Before long we'll be having a meeting of the actual donors in Europe.  
We haven't fixed a date for that; but at that time I think we'll be 
able to record a series of new pledges.

With respect to the issues involving the super computer, let me simply 
say that they were discussed yesterday and I'm not prepared to make an 
announcement at the present time.  But we do want to be responsive if 
we can on this issue where the technology continues to make the old 
standards relatively obsolete and we have to update the standards 
because of the tremendous improvement or increase in technology.

Barry, you could easily get me out of my depth in terms of dealing with 
that technology.

QUESTION:  I'm out of my depth.

QUESTION:  Mr. Secretary, the Administration's foreign policy people 
are saying it's had a rather good week, and that is perhaps symbolized 
by the two gentlemen who are with you today.  But, you've got two 
friends of the United States asking for a lot help in the future.  The 
Senate today is scheduled to be voting on a bill which would cut 23% 
from your budget.  How much damage would that do to your ability to 
help friends like these, and how much difference would it make to the 
American public if that cut becomes law?

SECRETARY CHRISTOPHER:  We have had a good week in foreign policy, but 
it has been a week that reflects work that's gone on for months, indeed 
in some instances years.  It involves investments made over the years, 
and that's the fundamental problem.  The degree of cutback that the 
Senate is proposing, if it makes that deep cut, would impair our 
ability to carry out our diplomacy and carry out American foreign 
policy.

I would have to consider closing 50 consulates or embassies around the 
world; we would have to cut back very severely on our overseas 
missions.  Those are the way we do business.  Some people might think 
this is just overhead; but for the State Department, our overseas 
missions, our personnel overseas, that's our stock and trade.  We must 
have universal coverage around the world.

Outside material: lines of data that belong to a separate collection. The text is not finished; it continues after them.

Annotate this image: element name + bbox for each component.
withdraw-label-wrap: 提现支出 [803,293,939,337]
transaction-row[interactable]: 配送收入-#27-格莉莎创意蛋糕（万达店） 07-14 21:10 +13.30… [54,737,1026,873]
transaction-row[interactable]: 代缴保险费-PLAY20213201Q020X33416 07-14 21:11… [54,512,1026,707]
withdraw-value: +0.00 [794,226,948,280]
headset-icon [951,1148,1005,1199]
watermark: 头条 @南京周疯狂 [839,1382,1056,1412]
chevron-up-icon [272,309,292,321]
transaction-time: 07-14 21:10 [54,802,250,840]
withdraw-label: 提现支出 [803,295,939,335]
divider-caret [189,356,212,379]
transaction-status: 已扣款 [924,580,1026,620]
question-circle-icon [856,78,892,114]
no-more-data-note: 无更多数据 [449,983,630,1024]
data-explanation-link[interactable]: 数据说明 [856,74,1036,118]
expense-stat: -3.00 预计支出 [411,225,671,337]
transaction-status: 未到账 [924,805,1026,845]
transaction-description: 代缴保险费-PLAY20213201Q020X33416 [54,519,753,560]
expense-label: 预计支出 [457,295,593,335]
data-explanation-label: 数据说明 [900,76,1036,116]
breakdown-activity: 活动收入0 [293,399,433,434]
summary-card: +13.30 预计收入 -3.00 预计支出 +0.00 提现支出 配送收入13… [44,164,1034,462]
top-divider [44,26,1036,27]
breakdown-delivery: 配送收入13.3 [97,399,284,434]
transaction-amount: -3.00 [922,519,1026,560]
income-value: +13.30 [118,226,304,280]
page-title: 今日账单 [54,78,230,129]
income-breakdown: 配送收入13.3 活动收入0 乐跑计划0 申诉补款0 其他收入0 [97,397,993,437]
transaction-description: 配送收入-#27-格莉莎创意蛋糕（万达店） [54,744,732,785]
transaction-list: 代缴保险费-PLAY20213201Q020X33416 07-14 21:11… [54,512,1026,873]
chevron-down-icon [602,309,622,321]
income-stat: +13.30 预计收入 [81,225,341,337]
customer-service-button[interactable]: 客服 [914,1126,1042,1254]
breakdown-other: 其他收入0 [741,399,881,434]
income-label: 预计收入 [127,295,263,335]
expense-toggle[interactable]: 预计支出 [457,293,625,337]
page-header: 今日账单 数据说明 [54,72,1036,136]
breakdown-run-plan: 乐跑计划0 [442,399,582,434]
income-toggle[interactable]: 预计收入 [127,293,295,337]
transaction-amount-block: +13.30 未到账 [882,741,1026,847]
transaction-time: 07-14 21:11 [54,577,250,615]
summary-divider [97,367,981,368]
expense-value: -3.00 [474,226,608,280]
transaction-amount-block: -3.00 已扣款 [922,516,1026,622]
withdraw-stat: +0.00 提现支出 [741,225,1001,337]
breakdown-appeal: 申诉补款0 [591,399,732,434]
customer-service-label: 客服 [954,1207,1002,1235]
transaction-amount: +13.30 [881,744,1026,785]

Think how important it is for us to have not only an embassy in Tel 
Aviv but also a consulate in East Jerusalem.  Think how important it is 
for us to have good coverage in places like the former Yugoslavia.  If 
we were without an embassy in Sarajevo and Belgrade and Zagreb, we 
simply couldn't be doing that effective work.  What Congress is doing 
is asking us to provide leadership but not giving us the resources to 
do it.

I would have to say my considered judgment is that that's a real risk 
to American foreign policy, a real risk to our national interests.  I 
think the people of this country would not want to have us impair the 
capacity for us to have our first line of defense, which is our 
diplomats who help create situations where it's not necessary to use 
our American troops.

QUESTION:  Mr. Secretary, all of you called on Syria and Lebanon to 
join the negotiations.  How do you think this is going to happen?  
What's the next step?  And, when are you going to the Middle East?

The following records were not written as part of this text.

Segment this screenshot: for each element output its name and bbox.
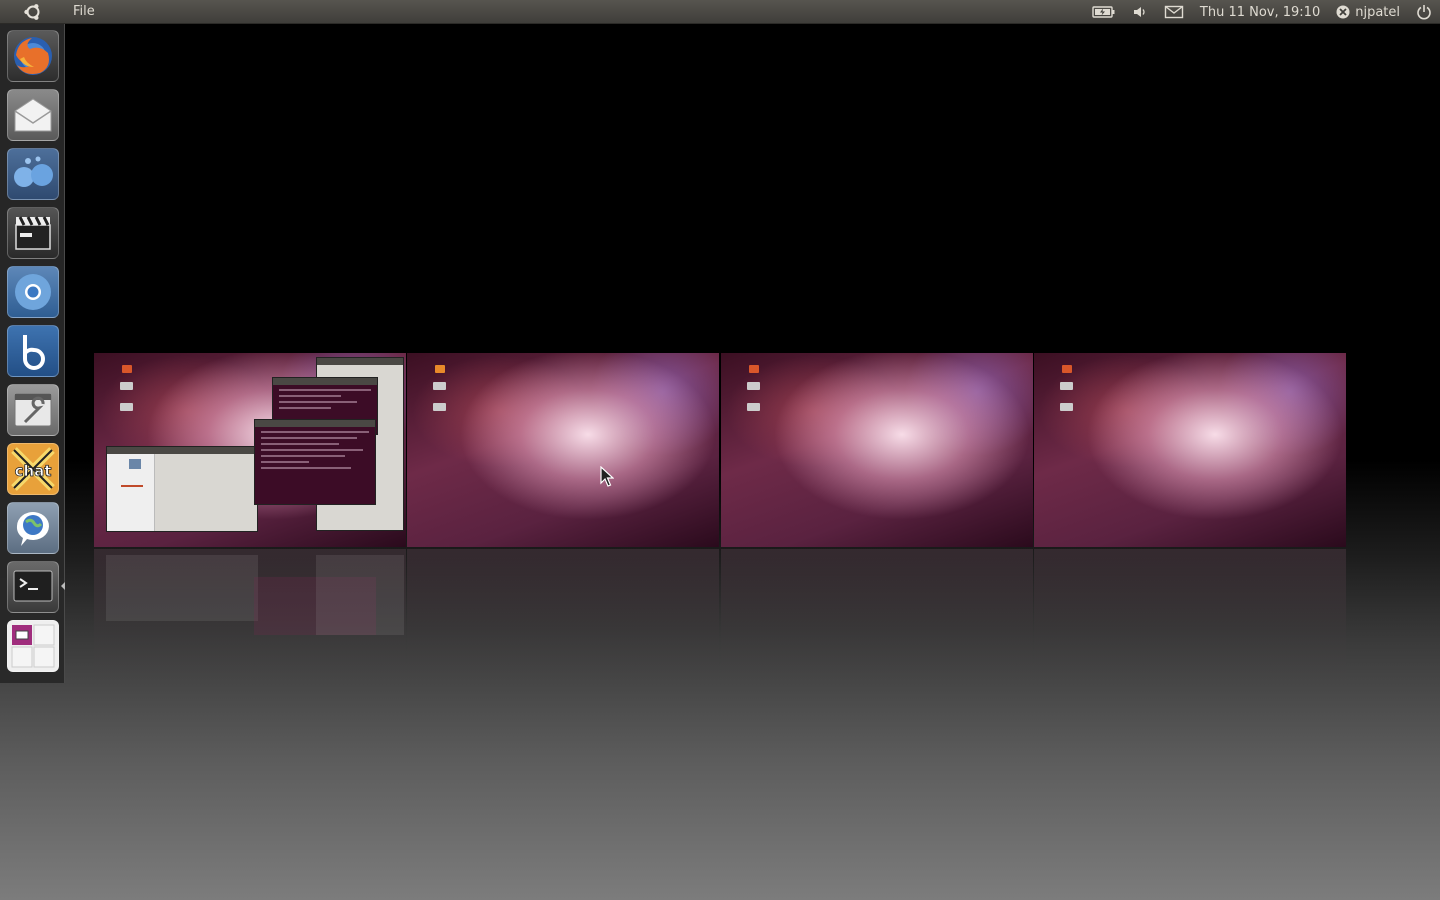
launcher-item-firefox[interactable]	[7, 30, 59, 82]
battery-icon	[1092, 6, 1115, 18]
ubuntu-logo-icon	[23, 3, 39, 20]
chromium-icon	[15, 274, 51, 310]
username-label: njpatel	[1355, 4, 1400, 20]
window-thumbnail-terminal[interactable]	[254, 419, 376, 505]
workspace-4[interactable]	[1034, 353, 1346, 547]
launcher-item-empathy[interactable]	[7, 148, 59, 200]
launcher-item-movie-player[interactable]	[7, 207, 59, 259]
launcher-item-banshee[interactable]	[7, 325, 59, 377]
launcher-item-mail[interactable]	[7, 89, 59, 141]
desktop-drive-icon	[747, 382, 760, 390]
desktop-drive-icon	[120, 382, 133, 390]
xchat-icon: chat	[11, 447, 55, 491]
desktop-folder-icon	[435, 365, 445, 373]
desktop: File Thu 11 Nov, 19:10 njpatel chat	[0, 0, 1440, 900]
workspace-2[interactable]	[407, 353, 719, 547]
window-reflection	[106, 555, 258, 621]
launcher-item-terminal[interactable]	[7, 561, 59, 613]
battery-indicator[interactable]	[1084, 0, 1124, 24]
clapperboard-icon	[15, 216, 51, 250]
mail-envelope-icon	[14, 98, 52, 132]
sound-indicator[interactable]	[1124, 0, 1156, 24]
window-reflection	[316, 555, 404, 635]
envelope-icon	[1164, 5, 1184, 19]
workspace-2-reflection	[407, 549, 719, 689]
launcher: chat	[0, 24, 65, 683]
svg-text:chat: chat	[15, 462, 52, 480]
user-indicator[interactable]: njpatel	[1328, 0, 1408, 24]
workspace-4-reflection	[1034, 549, 1346, 689]
chat-bubbles-icon	[14, 156, 53, 187]
top-panel: File Thu 11 Nov, 19:10 njpatel	[0, 0, 1440, 24]
workspace-1[interactable]	[94, 353, 406, 547]
desktop-drive-icon	[120, 403, 133, 411]
banshee-icon	[23, 335, 45, 370]
launcher-item-xchat[interactable]: chat	[7, 443, 59, 495]
launcher-active-indicator	[61, 582, 65, 590]
workspace-3-reflection	[721, 549, 1033, 689]
launcher-item-workspace-switcher[interactable]	[7, 620, 59, 672]
speaker-icon	[1133, 7, 1145, 17]
window-thumbnail-file-manager[interactable]	[106, 446, 258, 532]
power-icon	[1417, 5, 1431, 20]
desktop-drive-icon	[1060, 382, 1073, 390]
ubuntu-logo-button[interactable]	[0, 0, 65, 24]
user-status-icon	[1336, 5, 1350, 19]
desktop-drive-icon	[433, 403, 446, 411]
desktop-folder-icon	[749, 365, 759, 373]
settings-wrench-icon	[14, 393, 52, 427]
menu-file[interactable]: File	[65, 4, 103, 19]
indicator-area: Thu 11 Nov, 19:10 njpatel	[1084, 0, 1440, 24]
launcher-item-system-settings[interactable]	[7, 384, 59, 436]
clock-indicator[interactable]: Thu 11 Nov, 19:10	[1192, 0, 1328, 24]
launcher-item-chromium[interactable]	[7, 266, 59, 318]
workspaces-icon	[11, 624, 55, 668]
workspace-1-reflection	[94, 549, 406, 689]
desktop-drive-icon	[1060, 403, 1073, 411]
desktop-drive-icon	[747, 403, 760, 411]
launcher-item-web-chat[interactable]	[7, 502, 59, 554]
terminal-icon	[13, 570, 53, 602]
workspace-3[interactable]	[721, 353, 1033, 547]
desktop-folder-icon	[1062, 365, 1072, 373]
globe-chat-icon	[16, 512, 49, 546]
mouse-pointer-icon	[600, 466, 614, 487]
desktop-drive-icon	[433, 382, 446, 390]
session-indicator[interactable]	[1408, 0, 1440, 24]
messaging-indicator[interactable]	[1156, 0, 1192, 24]
firefox-icon	[14, 37, 52, 75]
desktop-folder-icon	[122, 365, 132, 373]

SECRETARY CHRISTOPHER:  We are in the process of considering with the 
parties ways to resume the negotiations.  I think we all have a desire 
to achieve a comprehensive peace.  So many of the speakers referred to 
that yesterday, and I think this is now a moment for us to be reviewing 
our options and considering the most effective ways that we can inject 
a greater vigor and greater determination into that track.  Thank you 
very much.

QUESTION:  (In Arabic, interpreted by Gemal Helal)  Chairman Arafat, 
you signed the agreement yesterday and the detainees haven't been 
released yet.

CHAIRMAN ARAFAT:  (In Arabic, interpreted by Gemal Helal)  We just 
signed the agreement yesterday; do you expect them to be released in 
two or three hours?  You should give it two or three days.